Keith Bradsher is a longtime
New York Times reporter on China, and I thought
this recent article was interesting and worthwhile to consider. The article's thesis is that China's lead in manufacturing electric vehicles is due to its lead in battery chemistry research:
...Last month, China’s leaders vowed to turn the nation’s research efforts up another notch.
A once-a-decade meeting of China’s Communist Party leadership chose scientific training and education as one of the country’s top economic priorities. That goal received more attention in the meeting’s final resolution than any other policy did, except strengthening the party itself. China will “make extraordinary arrangements for urgently needed disciplines and majors,” said Huai Jinpeng, the minister of education. “We will implement a national strategy for cultivating top talents.”
A majority of undergraduates in China major in math, science, engineering or agriculture, according to the Education Ministry. And three-quarters of China’s doctoral students do so.
By comparison, only a fifth of American undergraduates and half of doctoral students are in these categories, although American data defines these majors a little more narrowly.
China’s lead is particularly wide in batteries. According to the Australian Strategic Policy Institute, 65.5 percent of widely cited technical papers on battery technology come from researchers in China, compared with 12 percent from the United States.
Both of the world’s two largest makers of electric car batteries, CATL and BYD, are Chinese.
China has close to 50 graduate programs that focus on either battery chemistry or the closely related subject of battery metallurgy. By contrast, only a handful of professors in the United States are working on batteries.
Undergraduates in the United States are becoming interested in battery research, said Hillary Smith, a battery physics professor at Swarthmore College. But, she added, “they are going to compete for a very few spots if they want to do battery research, and most will have to choose something else.”
So let's take the easy stuff first - I basically refuse to accept Bradsher's qualitative and quantitative assessment of the battery research field of either the United States or China. I'm genuinely curious as to what battery chemists/researchers think, and Professor Smith seems to agree that the number of graduate student posts is relatively low.* I'm willing to believe that he is correct, but unwilling to take his position without outside analysis.
I tend to think that China's manufacturing edge in batteries has to do with China's manufacturing edge in, I dunno, everything? If you're making most of the laptop batteries in the world (who knows if this is true, but I speculate that it is), you're probably also pretty good at making advanced electric car batteries. Yes, I'm sure that Chinese manufacturers take advantage of a well-educated populace, etc, etc.
I do have to mention that this is a fascinating edge that China has:
Peng Wenjie, a professor, has set up a battery research company nearby that employs more than 100 recent doctoral and master’s program graduates and over 200 assistants. The assistants work in relays for each researcher so that the testing of new chemistries and designs continues 24 hours a day.
“There are many people on site to do the tests, so the efficiency is very high,” Professor Peng said.

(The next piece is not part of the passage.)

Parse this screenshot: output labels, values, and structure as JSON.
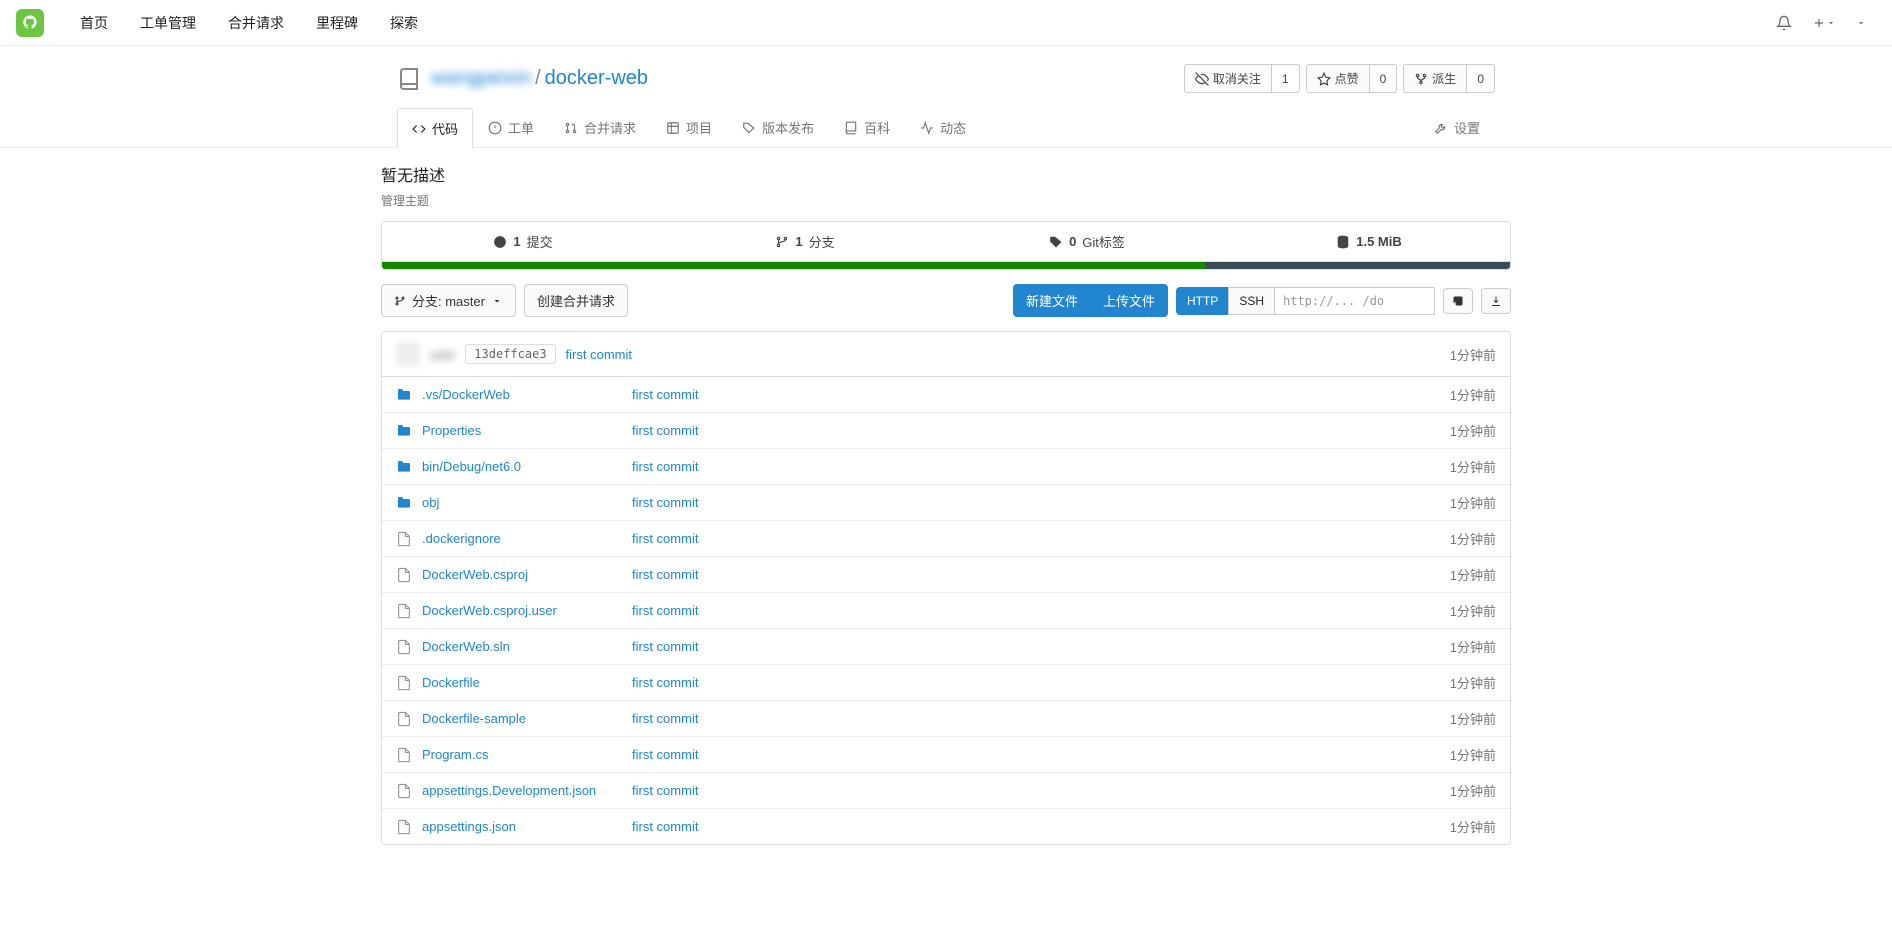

The ability of Chinese companies to simply throw bodies at a problem 24 hours a day is something that American and European companies simply cannot match.
*If this were 2012, I would have spent the last 72 hours coming up with a Google Sheets list of American battery chemistry research groups, but alas, I have other hobbies and I need to sleep more.
A key in the success of Bell Labs was how it was tied into manufacturing at Western Electric. R&D needs manufacturing and vise versa.
ReplyDeleteFoolish, dogmatic belief in the win-win promise of globalization over the past 30 years seems to have overlooked this blindingly obvious fact. If there's ever going to be a Bell Labs 2.0, it's not going to be here.
I was watching a show about big butchering scams. Many of the people enslaved into the call centers in Southeast Asia are apparently stem graduates from India who could not find employment and thought they were taking a legit job. From discussion with Indian coworkers, the push to have every child study medicine or engineering has not matched the job prospects. This is great for companies that want to drive down wages and treat workers as disposable goods. All this is to say, when articles like this brag what a high percentage of the population gets a science degree the pride is misplaced.